4 thoughts on “Bryon Welch and Rakesh Mohan on Interactive Presentation of Evaluation Reports”

  1. I have never used Tableau and wonder about learning curve and threshold criteria for setting up reporting in Tableau. What criteria do others use to determine if Tableau is the best choice for a client?

    1. Cesca,

      For us, we continue to use other data analysis programs, such as SPSS, Excel, etc. Tableau is just another tool we employ when it makes the most sense. We certainly understand that Tableau is not the best way to present data in all situations. One criteria that we use is whether or not the data is going to be presented in printed materials, like a report, or published directly on a webpage or other online venue. Excel works really well for us in our printed materials because of the level of customization the program offers that aligns with our style guide. Tableau works well for our online charts as a supplement to our printed materials because of its interactive nature. In the end, you have to do what you think works best for your situation and client.

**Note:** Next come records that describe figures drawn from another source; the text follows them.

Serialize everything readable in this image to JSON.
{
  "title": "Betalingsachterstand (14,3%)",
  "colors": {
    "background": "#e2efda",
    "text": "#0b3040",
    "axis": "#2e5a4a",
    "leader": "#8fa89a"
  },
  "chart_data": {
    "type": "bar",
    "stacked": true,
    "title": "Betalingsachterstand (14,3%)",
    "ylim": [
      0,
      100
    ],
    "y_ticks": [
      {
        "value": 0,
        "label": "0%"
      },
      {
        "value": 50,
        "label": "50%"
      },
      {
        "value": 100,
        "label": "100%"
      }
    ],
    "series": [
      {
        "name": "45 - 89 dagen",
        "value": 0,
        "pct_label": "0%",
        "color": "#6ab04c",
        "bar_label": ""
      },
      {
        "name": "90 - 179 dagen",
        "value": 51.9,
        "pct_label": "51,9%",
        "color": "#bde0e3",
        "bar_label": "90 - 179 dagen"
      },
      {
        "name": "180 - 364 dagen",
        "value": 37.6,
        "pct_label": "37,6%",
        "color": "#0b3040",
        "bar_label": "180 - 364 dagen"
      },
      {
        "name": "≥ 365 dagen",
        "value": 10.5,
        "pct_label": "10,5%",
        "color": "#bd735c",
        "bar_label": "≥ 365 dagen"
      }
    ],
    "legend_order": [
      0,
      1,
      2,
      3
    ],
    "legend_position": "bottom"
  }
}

  2. I have nothing but high praise for Tableau Public. The software has really spiced up some of the data visualizations I’ve developed. It has also allowed me to shift away from Microsoft Excel as my go-to program as it gives me MUCH more control over the way it looks.

    I do have a question for Byron and Rakesh and others as well. One of the “drawbacks” from free programs are the watermarks that identify the program being used. I accept them as a reality when using free programs as a way to help subsidize usage. Have you ever experienced push-back from colleagues or stakeholders from including Tableau in your materials because it has a watermark?

    Thanks for the posting the great article Byron and Rakesh!

    1. Aubrey,

      Thank you for your comment. You bring up an excellent point and that is that the charts created in Tableau Public are branded with the Tableau name and logo.

      We have not received any negative feedback from any of our colleagues or stakeholders on this topic. Because we use a combination of the paid Tableau desktop application and the free Tableau Public application, the Tableau branding does not dominate the charts we build in Tableau Public and there is no watermark present. I have not seen the watermark in any of the charts we have produced so I suspect that it may be due to the fact that we also use the paid version of the software alongside the free Tableau Public version.

      In some cases, after we present our findings, it has actually sparked a conservation about data visualization and has provided us an opportunity to talk to those stakeholders about more engaging ways to present their own data.